What is Ergodicity?

Dated Nov 23, 2016; last modified on Wed, 25 Dec 2024

A random process is ergodic if all of its statistics can be determined from a sample function of the process. That is, the ensemble averages equal the corresponding time averages with probability one.

Role of Ergodicity in Human Inference

A newspaper has previously printed some inaccurate information, therefore, the newspaper is going to publish inaccurate information in the future. Fair; ensemble of published articles is more or less ergodic.

More crimes are committed by black persons than by white persons, therefore each individual black person is not to be trusted? The ensemble of black people is not at all ergodic!

This statistic is sometimes used in a dog whistle sense to justify anti-black racism. Is it a “differential involvement hypothesis” where Blacks simply commit more crime into adulthood? Or is it a “differential criminal justice system selection hypothesis” where differential police presence, patrolling, profiling, and judicial discrimination leads to more Blacks being arrested, convicted and incarcerated? However, when filtered to serious offender populations, there is little evidence to support the relationship between race and criminal involvement.

Ergodic ≠ Stationary

Although all ergodic processes are stationary (unconditional joint PDF doesn’t change in time; consequently parameters such as \(\mu, \sigma\) don’t change over time), they are not equivalent:

  • Say we have coin A with \( \mathbb{P}\{H\} =.5 \) and coin B with \( \mathbb{P}\{H\} = .25 \)
  • We pick either of the coins with \( p = .5\)
  • We toss the coin that we picked repeatedly, noting \(H_1, H_2, H_n\)
  • Although the process is stationary, the time average \(H_1 + … + H_n \) either converges to \(\frac{1}{2}\) or \(\frac{1}{4} \) with equal probability.
  • The time average depends on the coin you choose, while the probabilistic average \(\left(\frac{3}{8} \right) \) is calculated for the whole system.

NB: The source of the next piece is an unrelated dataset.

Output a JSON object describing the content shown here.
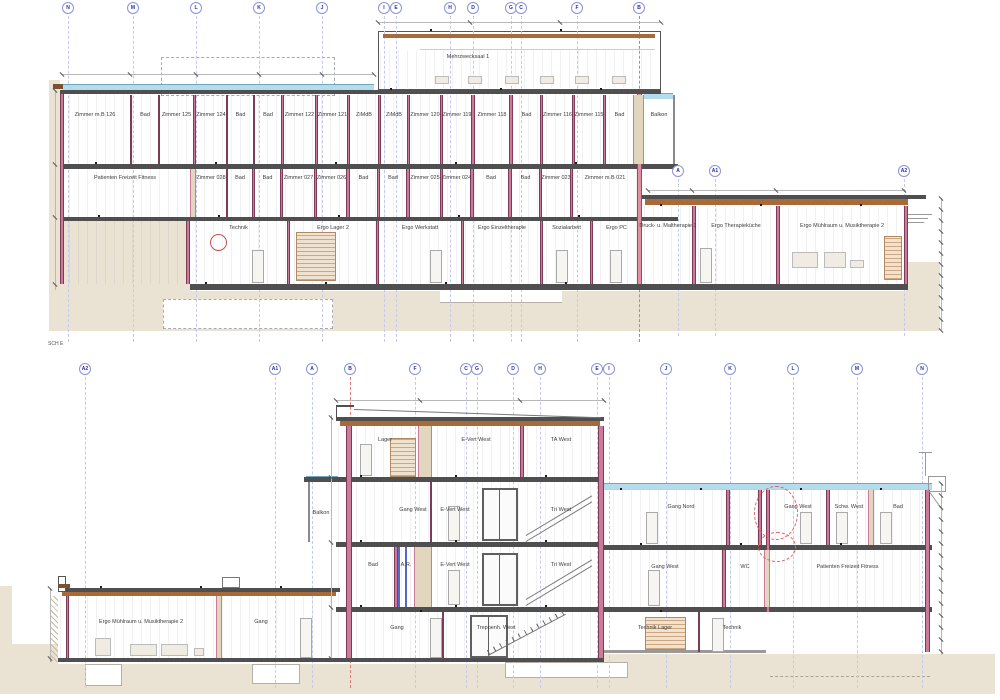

An Ergodic System (In a Sense)

Say I gave \(n\) people a die each, had them roll their die once. \( \frac{X_1 + … + X_n}{n} \) is a finite-sample average which approaches the ensemble average as \(n \to \infty \).

Say I rolled a die \(t\) times and calculate \(\frac{X_1 + … + X_t}{t}\). This finite-time average approaches the time average as \(t \to \infty \).

One implication of ergodicity is that ensemble averages will be the same as time averages. In the first case, as \(n \to \infty \) the randomness is removed from the system. In the second case, as \(t \to \infty \) the randomness is removed. But both methods give the same answer, within errors.

Notes on Ergodicity

In this sense, rolling dice is an ergodic system. But if we bet on the results of rolling a die, wealth does not follow an ergodic process under typical betting rules. If I go bankrupt, I’ll stay bankrupt. So the time average of my wealth will approach zero as time passes, even though the ensemble average of my wealth may increase.

Stationarity is required for ergodicity, for there can be no growth in an ergodic system. Ergodic systems are zero-sum games. No branching occurs in an ergodic system, no decision has any consequences because sooner or later we’ll end up in the same situation again and can reconsider.

The key is that most systems of interest to us, including finance, are non-ergodic.

So no free lunch. From a SWE perspective, value comes from solving people’s problems. As long as human systems’s are non-ergodic, then big tech is still poised to develop moats – small tech doesn’t have as many resources to approximate \(n \to \infty\) or \(t \to \infty\).

References

  1. What is Ergodicity? Lars P. Syll. larspsyll.wordpress.com . Nov 23, 2016.
  2. Assessing the Race–Crime and Ethnicity–Crime Relationship in a Sample of Serious Adolescent Delinquents. Alex R Piquero; Robert W Brame. Crime & Delinquency, Vol 54. #3. doi.org . pmc.ncbi.nlm.nih.gov . 2008. Accessed Dec 25, 2024.